Si tratta di una divertente commedia degli equivoci del’800, con un’ambientazione negli anni ‘40 che propone, in circa 75 minuti, il contrasto tra aristocrazia e popolo, tra senilità e gioventù, facendo emergere una comune voglia di divertirsi senza pensieri o responsabilità. La vicenda vede due ex compagni di scuola reduci da una misteriosa rimpatriata di classe, ricca di goliardia e causa degli eccessi di alcol. Oscar Zancopè (Massimo Dapporto), il “somaro” della classe, oggi ricco uomo sposato con tutti gli agi dell’aristocrazia e Mistenghi (Antonello Fassari), detto il “secchione”, oggi cuoco che vive alla giornata, si risvegliano nello stesso letto, non ricordano che cosa hanno fatto la sera prima ed hanno le mani sporche di carbone. Rimasto ospite a pranzo da Zancopè, Mistenghi portan un po’ della sua romanità. Ad un certo punto Norina, la moglie di Zancopè, legge ad alta voce un giornale, dove è riportata la notizia della tragica uccisione di una donna la sera precedente e la descrizione dell’articolo, gli indizi della Polizia sembrano indicare come colpevoli proprio Zancopè e Mistenghi. I due allora, presi da sensi di colpa, cercano di nascondere le prove contro di loro, non sanno come affrontare la realtà e poi ci si mette pure un cugino acquisito a peggiorare la situazione e che ha visto i due amici in un locale. La rimpatriata pare si sia trasformata in un violento femminicidio, ma poi, invece, si scopre che il giornale che riporta la notizia è di vent’anni prima…
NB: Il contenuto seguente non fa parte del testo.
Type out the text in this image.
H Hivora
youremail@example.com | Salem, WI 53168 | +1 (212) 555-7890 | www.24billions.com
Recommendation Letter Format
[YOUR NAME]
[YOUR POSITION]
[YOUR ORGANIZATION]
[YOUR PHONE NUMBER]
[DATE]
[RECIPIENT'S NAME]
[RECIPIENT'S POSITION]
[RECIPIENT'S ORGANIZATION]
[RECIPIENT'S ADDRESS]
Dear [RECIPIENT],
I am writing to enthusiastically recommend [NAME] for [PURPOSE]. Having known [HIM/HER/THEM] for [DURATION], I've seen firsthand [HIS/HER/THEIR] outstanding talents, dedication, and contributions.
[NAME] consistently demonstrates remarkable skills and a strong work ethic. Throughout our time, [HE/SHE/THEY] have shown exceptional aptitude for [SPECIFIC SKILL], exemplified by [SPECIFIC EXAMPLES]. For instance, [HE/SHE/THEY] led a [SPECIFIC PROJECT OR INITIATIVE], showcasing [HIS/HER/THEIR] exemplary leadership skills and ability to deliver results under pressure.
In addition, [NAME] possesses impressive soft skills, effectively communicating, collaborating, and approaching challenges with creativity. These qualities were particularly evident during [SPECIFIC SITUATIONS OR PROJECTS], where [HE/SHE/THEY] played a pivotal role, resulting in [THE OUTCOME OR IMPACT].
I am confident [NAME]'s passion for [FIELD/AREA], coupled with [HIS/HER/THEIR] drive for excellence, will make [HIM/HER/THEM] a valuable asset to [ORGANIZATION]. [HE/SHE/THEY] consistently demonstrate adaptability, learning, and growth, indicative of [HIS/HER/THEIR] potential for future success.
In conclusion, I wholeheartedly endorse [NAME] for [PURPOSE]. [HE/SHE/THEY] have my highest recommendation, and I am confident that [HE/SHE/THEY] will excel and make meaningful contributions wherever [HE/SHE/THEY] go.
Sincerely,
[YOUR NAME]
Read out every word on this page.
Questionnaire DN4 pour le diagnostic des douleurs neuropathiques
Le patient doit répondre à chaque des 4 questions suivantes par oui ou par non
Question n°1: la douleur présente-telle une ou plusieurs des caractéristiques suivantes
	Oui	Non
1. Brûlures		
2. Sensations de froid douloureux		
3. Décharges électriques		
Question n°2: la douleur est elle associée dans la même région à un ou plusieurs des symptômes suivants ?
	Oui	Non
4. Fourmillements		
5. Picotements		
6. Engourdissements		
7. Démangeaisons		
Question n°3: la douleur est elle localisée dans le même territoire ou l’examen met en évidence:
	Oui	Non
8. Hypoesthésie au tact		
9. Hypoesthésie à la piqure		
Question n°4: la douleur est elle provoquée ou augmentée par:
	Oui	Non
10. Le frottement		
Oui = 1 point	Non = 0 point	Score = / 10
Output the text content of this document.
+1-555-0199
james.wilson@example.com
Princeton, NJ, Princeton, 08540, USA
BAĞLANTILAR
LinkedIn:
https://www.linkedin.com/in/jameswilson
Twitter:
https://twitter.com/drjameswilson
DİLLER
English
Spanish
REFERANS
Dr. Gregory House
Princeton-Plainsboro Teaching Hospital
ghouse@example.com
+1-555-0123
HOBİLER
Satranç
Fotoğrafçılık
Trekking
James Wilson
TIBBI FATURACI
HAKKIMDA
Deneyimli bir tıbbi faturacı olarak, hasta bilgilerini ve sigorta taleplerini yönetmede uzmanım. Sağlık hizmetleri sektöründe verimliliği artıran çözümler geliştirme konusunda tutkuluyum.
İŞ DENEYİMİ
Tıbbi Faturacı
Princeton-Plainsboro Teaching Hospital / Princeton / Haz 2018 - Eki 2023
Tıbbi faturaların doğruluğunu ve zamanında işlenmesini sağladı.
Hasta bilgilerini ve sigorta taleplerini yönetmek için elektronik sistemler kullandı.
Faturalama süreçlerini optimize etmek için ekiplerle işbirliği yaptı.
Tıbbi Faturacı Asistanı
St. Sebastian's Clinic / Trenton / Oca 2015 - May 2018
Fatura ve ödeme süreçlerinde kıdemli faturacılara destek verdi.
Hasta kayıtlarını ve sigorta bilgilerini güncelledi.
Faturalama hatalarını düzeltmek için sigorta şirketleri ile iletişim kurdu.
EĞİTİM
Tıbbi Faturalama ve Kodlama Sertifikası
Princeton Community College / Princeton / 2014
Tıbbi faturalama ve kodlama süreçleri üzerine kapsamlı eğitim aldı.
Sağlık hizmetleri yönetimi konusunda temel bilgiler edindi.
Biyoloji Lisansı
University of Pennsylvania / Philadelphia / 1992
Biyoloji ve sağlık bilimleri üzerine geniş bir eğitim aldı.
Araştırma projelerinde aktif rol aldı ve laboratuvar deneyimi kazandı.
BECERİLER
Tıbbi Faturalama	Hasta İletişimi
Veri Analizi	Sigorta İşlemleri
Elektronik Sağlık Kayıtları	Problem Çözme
Ancora una scena dello spettacolo

Il lavoro, trasposto dalla Francia perbenista dell’Ottocento all’Italia pre-fascista e conformista del primo dopoguerra, è una satira sulla borghesia ed alterna malintesi ed equivoci a momenti di sospensione che rivelano una inquietudine, una ipocrisia e meschinità tipica dell’animo umano, senza distinzione di classe. La regista Andrée Ruth Shammah, che ha curato anche traduzione e adattamento del testo di Labiche, costruisce uno spettacolo a più livelli di lettura, affrontando con leggerezza temi profondi e attuali, come disorientamento e solitudine.

Spettacolo gradevole, accattivante, grazie all’elegante scena a siparietti e con cambi a vista, curata da Marghertia Palli, agli abiti disegnati da Nicoletta Ceccolini, alle musiche di Alessandro Nidi e alle luci di Camilla Piccioni. Sulla scena applausi per i due protagonisti, Massimo Dapporto e Antonello Fassari, abili a districarsi tra varietà e gag da rivista, supportati da Susanna Marcomeni (Norina), Marco Balbi (Potardo), Andrea Soffiantini (il vecchio servo Amedeo ), Christian Pradella (Giustino) e Luca Cesa Bianchi (l’Uomo-sagoma).